As a student of the BSA at a time when there was no internet and the available books on art were few and old, getting inspiration from other women in visual art was necessary to stay the course. Art school was not without the strangling presence of male chauvinism. Aside from encouragement from the tutors who chose to offer it, the work shown in the context of the GWAA was an important source for young women aspiring to art. I remember looking around at an exhibition GWAA hosted at the Umana Yana, impressed by the one-point perspective in a landscape by O’Donna Allsopp and curious about Margaret Duncan’s boaters on a river. I recall wanting to be privy to the conversations in Maylene Duncan’s paintings and marvelling at the delicacy of Irene Gonsalves’s ceramics with Timehri motifs. I have a distinct memory of telling myself, work so one day your work will hang in an exhibition alongside the work of these women. GWAA in those days was a coveted destination point! Now I question what it is. I suspect our dear formidable founding mothers are rolling around in their graves.
Without GWAA, I doubt my art practice would have had the space to grow.
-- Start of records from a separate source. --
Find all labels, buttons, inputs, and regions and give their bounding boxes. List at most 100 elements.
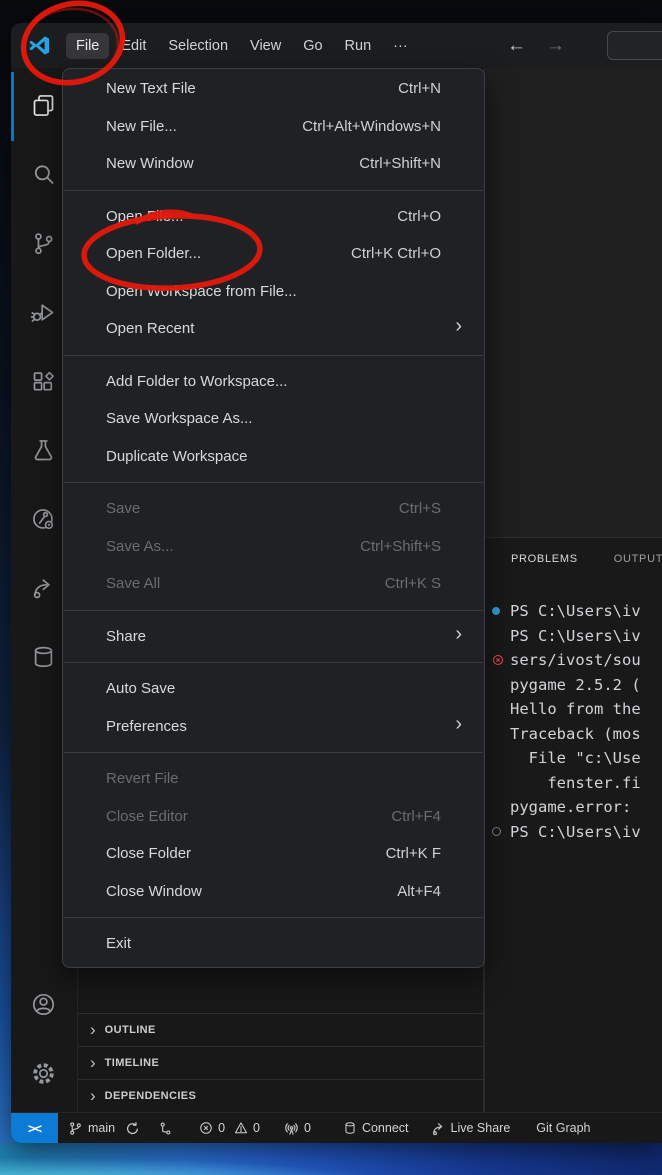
connect-button[interactable]: Connect	[343, 1121, 409, 1135]
terminal-line: sers/ivost/sou	[485, 648, 662, 673]
section-label: DEPENDENCIES	[105, 1090, 197, 1102]
menu-item-save: SaveCtrl+S	[63, 490, 484, 528]
menu-item-new-window[interactable]: New WindowCtrl+Shift+N	[63, 145, 484, 183]
vscode-window: File Edit Selection View Go Run ··· ← →	[11, 23, 662, 1143]
title-bar: File Edit Selection View Go Run ··· ← →	[11, 23, 662, 68]
menu-item-auto-save[interactable]: Auto Save	[63, 670, 484, 708]
problems-status[interactable]: 0 0	[199, 1121, 260, 1135]
menu-item-open-recent[interactable]: Open Recent	[63, 310, 484, 348]
menu-item-open-workspace-from-file[interactable]: Open Workspace from File...	[63, 273, 484, 311]
menu-separator	[63, 603, 484, 618]
menu-item-duplicate-workspace[interactable]: Duplicate Workspace	[63, 438, 484, 476]
menubar-more[interactable]: ···	[383, 33, 418, 59]
error-count-icon	[199, 1121, 213, 1135]
vscode-logo-icon	[28, 34, 51, 57]
menu-item-save-all: Save AllCtrl+K S	[63, 565, 484, 603]
menu-item-close-folder[interactable]: Close FolderCtrl+K F	[63, 835, 484, 873]
chevron-right-icon: ›	[90, 1021, 96, 1038]
commit-graph-icon	[158, 1121, 173, 1136]
terminal-line: PS C:\Users\iv	[485, 820, 662, 845]
terminal-output: PS C:\Users\iv PS C:\Users\iv sers/ivost…	[485, 599, 662, 844]
menubar-run[interactable]: Run	[335, 33, 382, 59]
run-and-debug-icon[interactable]	[30, 299, 57, 326]
terminal-line: File "c:\Use	[485, 746, 662, 771]
terminal-line: PS C:\Users\iv	[485, 624, 662, 649]
accounts-icon[interactable]	[30, 991, 57, 1018]
chevron-right-icon: ›	[90, 1087, 96, 1104]
blue-dot-icon	[492, 607, 500, 615]
testing-icon[interactable]	[30, 437, 57, 464]
desktop-wallpaper-bottom	[0, 1143, 662, 1175]
ports-count: 0	[304, 1121, 311, 1135]
radio-tower-icon	[284, 1121, 299, 1136]
bottom-panel: PROBLEMS OUTPUT PS C:\Users\iv PS C:\Use…	[484, 537, 662, 1112]
menu-separator	[63, 183, 484, 198]
menubar-file[interactable]: File	[66, 33, 109, 59]
database-small-icon	[343, 1121, 357, 1135]
editor-area	[484, 68, 662, 537]
menu-item-new-file[interactable]: New File...Ctrl+Alt+Windows+N	[63, 108, 484, 146]
sync-icon	[125, 1121, 140, 1136]
menu-item-add-folder-to-workspace[interactable]: Add Folder to Workspace...	[63, 363, 484, 401]
menubar-go[interactable]: Go	[293, 33, 332, 59]
menubar-selection[interactable]: Selection	[158, 33, 238, 59]
git-graph-label: Git Graph	[536, 1121, 590, 1135]
menu-separator	[63, 475, 484, 490]
menubar-edit[interactable]: Edit	[111, 33, 156, 59]
settings-gear-icon[interactable]	[30, 1060, 57, 1087]
source-control-icon[interactable]	[30, 230, 57, 257]
explorer-icon[interactable]	[30, 92, 57, 119]
sync-button[interactable]	[125, 1121, 140, 1136]
section-label: TIMELINE	[105, 1057, 160, 1069]
live-share-button[interactable]: Live Share	[431, 1121, 511, 1136]
menu-separator	[63, 655, 484, 670]
branch-icon	[68, 1121, 83, 1136]
status-bar: >< main 0 0	[11, 1112, 662, 1143]
nav-forward-icon[interactable]: →	[546, 36, 565, 55]
error-count: 0	[218, 1121, 225, 1135]
nav-back-icon[interactable]: ←	[507, 36, 526, 55]
terminal-line: pygame.error:	[485, 795, 662, 820]
submenu-chevron-icon	[455, 714, 462, 734]
menu-item-close-editor: Close EditorCtrl+F4	[63, 798, 484, 836]
tab-output[interactable]: OUTPUT	[614, 553, 662, 565]
tab-problems[interactable]: PROBLEMS	[511, 553, 578, 565]
menu-item-share[interactable]: Share	[63, 618, 484, 656]
submenu-chevron-icon	[455, 624, 462, 644]
section-label: OUTLINE	[105, 1024, 156, 1036]
menu-item-new-text-file[interactable]: New Text FileCtrl+N	[63, 70, 484, 108]
terminal-line: Hello from the	[485, 697, 662, 722]
sidebar-section-outline[interactable]: › OUTLINE	[78, 1013, 483, 1046]
menu-item-open-folder[interactable]: Open Folder...Ctrl+K Ctrl+O	[63, 235, 484, 273]
gitlens-inspect-icon[interactable]	[30, 506, 57, 533]
menu-item-open-file[interactable]: Open File...Ctrl+O	[63, 198, 484, 236]
error-circle-icon	[492, 654, 504, 666]
live-share-icon[interactable]	[30, 575, 57, 602]
menu-item-save-as: Save As...Ctrl+Shift+S	[63, 528, 484, 566]
remote-indicator[interactable]: ><	[11, 1113, 58, 1144]
menu-separator	[63, 745, 484, 760]
ports-status[interactable]: 0	[284, 1121, 311, 1136]
menubar-view[interactable]: View	[240, 33, 291, 59]
menu-item-exit[interactable]: Exit	[63, 925, 484, 963]
command-center-search[interactable]	[607, 31, 662, 60]
warning-count-icon	[234, 1121, 248, 1135]
branch-name: main	[88, 1121, 115, 1135]
menu-item-save-workspace-as[interactable]: Save Workspace As...	[63, 400, 484, 438]
commit-graph-button[interactable]	[158, 1121, 173, 1136]
git-graph-button[interactable]: Git Graph	[536, 1121, 590, 1135]
terminal-line: fenster.fi	[485, 771, 662, 796]
search-icon[interactable]	[30, 161, 57, 188]
file-menu-dropdown: New Text FileCtrl+N New File...Ctrl+Alt+…	[62, 68, 485, 968]
live-share-label: Live Share	[451, 1121, 511, 1135]
terminal-line: PS C:\Users\iv	[485, 599, 662, 624]
menu-item-revert-file: Revert File	[63, 760, 484, 798]
menu-item-close-window[interactable]: Close WindowAlt+F4	[63, 873, 484, 911]
open-circle-icon	[492, 827, 501, 836]
database-icon[interactable]	[30, 644, 57, 671]
sidebar-section-dependencies[interactable]: › DEPENDENCIES	[78, 1079, 483, 1112]
menu-item-preferences[interactable]: Preferences	[63, 708, 484, 746]
extensions-icon[interactable]	[30, 368, 57, 395]
sidebar-section-timeline[interactable]: › TIMELINE	[78, 1046, 483, 1079]
branch-status[interactable]: main	[68, 1121, 115, 1136]
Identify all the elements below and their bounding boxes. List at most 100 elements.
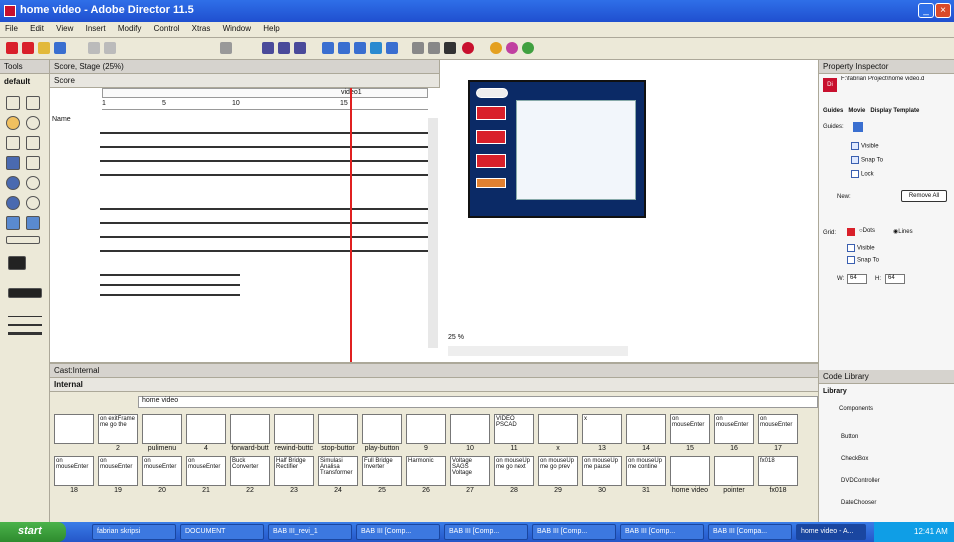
cast-member[interactable] (670, 456, 710, 486)
menu-xtras[interactable]: Xtras (187, 22, 216, 35)
taskbar-item[interactable]: DOCUMENT (180, 524, 264, 540)
grid-snap-checkbox[interactable]: Snap To (847, 256, 879, 264)
menu-window[interactable]: Window (218, 22, 256, 35)
line-width-3-icon[interactable] (8, 332, 42, 335)
field-icon[interactable] (444, 42, 456, 54)
cast-member[interactable] (142, 414, 182, 444)
sprite-span[interactable] (100, 274, 240, 276)
frame-ruler[interactable]: 1 5 10 15 (102, 100, 428, 110)
tools-preset[interactable]: default (0, 74, 49, 89)
guides-lock-checkbox[interactable]: Lock (851, 170, 874, 178)
text-tool-icon[interactable] (6, 136, 20, 150)
code-library-item[interactable]: CheckBox (841, 456, 868, 462)
arrow-tool-icon[interactable] (6, 96, 20, 110)
checkbox-tool-icon[interactable] (26, 216, 40, 230)
stage-zoom-level[interactable]: 25 % (448, 334, 464, 341)
hand-tool-icon[interactable] (6, 116, 20, 130)
sprite-span[interactable] (100, 146, 428, 148)
minimize-button[interactable]: _ (918, 3, 934, 18)
shockwave-icon[interactable] (462, 42, 474, 54)
field-tool-icon[interactable] (6, 236, 40, 244)
menu-control[interactable]: Control (149, 22, 185, 35)
cast-member[interactable] (714, 456, 754, 486)
grid-dots-radio[interactable]: ○Dots (859, 228, 875, 234)
close-button[interactable]: × (935, 3, 951, 18)
cast-member[interactable]: Simulasi Analisa Transformer (318, 456, 358, 486)
taskbar-item-active[interactable]: home video - A... (796, 524, 866, 540)
sprite-span[interactable] (100, 132, 428, 134)
cast-member[interactable] (626, 414, 666, 444)
script-icon[interactable] (506, 42, 518, 54)
cast-member[interactable]: Buck Converter (230, 456, 270, 486)
stage-canvas[interactable] (468, 80, 646, 218)
line-width-1-icon[interactable] (8, 316, 42, 317)
pattern-icon[interactable] (8, 288, 42, 298)
menu-insert[interactable]: Insert (81, 22, 111, 35)
sprite-span[interactable] (100, 208, 428, 210)
rotate-tool-icon[interactable] (26, 96, 40, 110)
library-icon[interactable] (370, 42, 382, 54)
guides-color-icon[interactable] (853, 122, 863, 132)
taskbar-item[interactable]: BAB III [Comp... (444, 524, 528, 540)
cast-member[interactable]: on mouseEnter (714, 414, 754, 444)
cast-member[interactable]: on mouseEnter (186, 456, 226, 486)
taskbar-item[interactable]: BAB III [Comp... (532, 524, 616, 540)
marker-channel[interactable]: video1 (102, 88, 428, 98)
line-width-2-icon[interactable] (8, 324, 42, 326)
undo-icon[interactable] (104, 42, 116, 54)
stage-menu-button[interactable] (476, 154, 506, 168)
grid-visible-checkbox[interactable]: Visible (847, 244, 875, 252)
grid-height-input[interactable]: 64 (885, 274, 905, 284)
playback-head[interactable] (350, 88, 352, 362)
sprite-span[interactable] (100, 160, 428, 162)
cast-member[interactable] (362, 414, 402, 444)
name-column-header[interactable]: Name (52, 116, 71, 123)
cast-member[interactable]: on mouseEnter (758, 414, 798, 444)
taskbar-item[interactable]: BAB III_revi_1 (268, 524, 352, 540)
rounded-rect-icon[interactable] (26, 196, 40, 210)
publish-icon[interactable] (220, 42, 232, 54)
guides-visible-checkbox[interactable]: Visible (851, 142, 879, 150)
cast-member[interactable] (230, 414, 270, 444)
stop-icon[interactable] (278, 42, 290, 54)
cast-member[interactable] (450, 414, 490, 444)
code-library-item[interactable]: Button (841, 434, 858, 440)
cast-member[interactable] (186, 414, 226, 444)
new-movie-icon[interactable] (6, 42, 18, 54)
cast-member[interactable]: fx018 (758, 456, 798, 486)
cast-member-name-field[interactable]: home video (138, 396, 818, 408)
button-tool-icon[interactable] (6, 216, 20, 230)
code-library-item[interactable]: DateChooser (841, 500, 876, 506)
message-icon[interactable] (522, 42, 534, 54)
cast-member[interactable]: VIDEO PSCAD (494, 414, 534, 444)
sprite-span[interactable] (100, 222, 428, 224)
grid-color-icon[interactable] (847, 228, 855, 236)
cast-tab-internal[interactable]: Internal (50, 378, 818, 392)
text-icon[interactable] (428, 42, 440, 54)
sprite-span[interactable] (100, 174, 428, 176)
rect-icon[interactable] (26, 156, 40, 170)
guides-snap-checkbox[interactable]: Snap To (851, 156, 883, 164)
paint-window-icon[interactable] (386, 42, 398, 54)
menu-help[interactable]: Help (258, 22, 284, 35)
play-icon[interactable] (294, 42, 306, 54)
taskbar-item[interactable]: BAB III [Compa... (708, 524, 792, 540)
stage-menu-button[interactable] (476, 106, 506, 120)
score-tab[interactable]: Score (50, 74, 439, 88)
start-button[interactable]: start (0, 522, 66, 542)
cast-member[interactable]: Voltage SAGS Voltage (450, 456, 490, 486)
cast-member[interactable]: on mouseUp me go prev (538, 456, 578, 486)
ellipse-icon[interactable] (26, 176, 40, 190)
open-icon[interactable] (38, 42, 50, 54)
cast-member[interactable]: Harmonic (406, 456, 446, 486)
cast-window-icon[interactable] (338, 42, 350, 54)
cast-member[interactable]: Full Bridge Inverter (362, 456, 402, 486)
import-icon[interactable] (88, 42, 100, 54)
code-library-category[interactable]: Components (839, 406, 873, 412)
taskbar-item[interactable]: fabrian skripsi (92, 524, 176, 540)
cast-member[interactable]: x (582, 414, 622, 444)
cast-member[interactable] (538, 414, 578, 444)
sprite-span[interactable] (100, 236, 428, 238)
cast-member[interactable]: on mouseEnter (670, 414, 710, 444)
menu-edit[interactable]: Edit (25, 22, 49, 35)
With GWAA, I knew I had to produce quality work annually for the exhibitions. I could not show the work I had shown last year or the previous years. With GWAA, I knew the annual exhibition opportunities meant regular feedback on my work and thus chances to grow my practice. And with GWAA’s provision of space to exhibit annually, I could experiment with themes, approaches, and formats and quickly know how the new directions were resonating. GWAA allowed me to show work more regularly in spaces I could not rent on my own and to grow in the ways possible by exhibiting without the pressure to produce a body of work to host solo exhibitions.
So, as I think about the aforementioned young women who recently graduated or will soon graduate from UG, I ask where is the GWAA? As I consider the women graduates of the BSA, I ask why is GWAA dormant? Without GWAA, who will give these young women the space they need to develop their voices? But while I wonder about the GWAA’s existence, I worry that its members may sacrifice quality to host a show. Quality may be sacrificed in the name of resuscitating the association which, I am dismayed to say, on its 2022 outing appeared to be on life support.
As a former member (repeat President even) of GWAA, I know there is an aversion within the association to jurying. In 2008, when we hosted an exhibition for International Women’s Day at the Centre for Brazilian Studies the exhibition was juried. Shortly afterward, an art commentator remarked about the evenness and quality of the exhibition. Later in 2008, on the occasion of Carifesta X, GWAA again juried the exhibition. The jury comprised the aforementioned art commentator, an established independent artist, and an older non-practicing member of GWAA. The exhibition was strong and well-received. On their 2022 outing, it was clear that jurying did not happen. And these days one wonders whether the previous procedures are followed in growing GWAA’s membership. In the past, prospective members were nominated by a member in good standing and presented a portfolio of work to be reviewed by the association’s executive. Now I’m wondering if friendship and other relationship ties are the determinant, whether modest facility with media is a minimum, and whether the will to call oneself an artist is all that suffices to gain membership. Time to wake up, members of GWAA!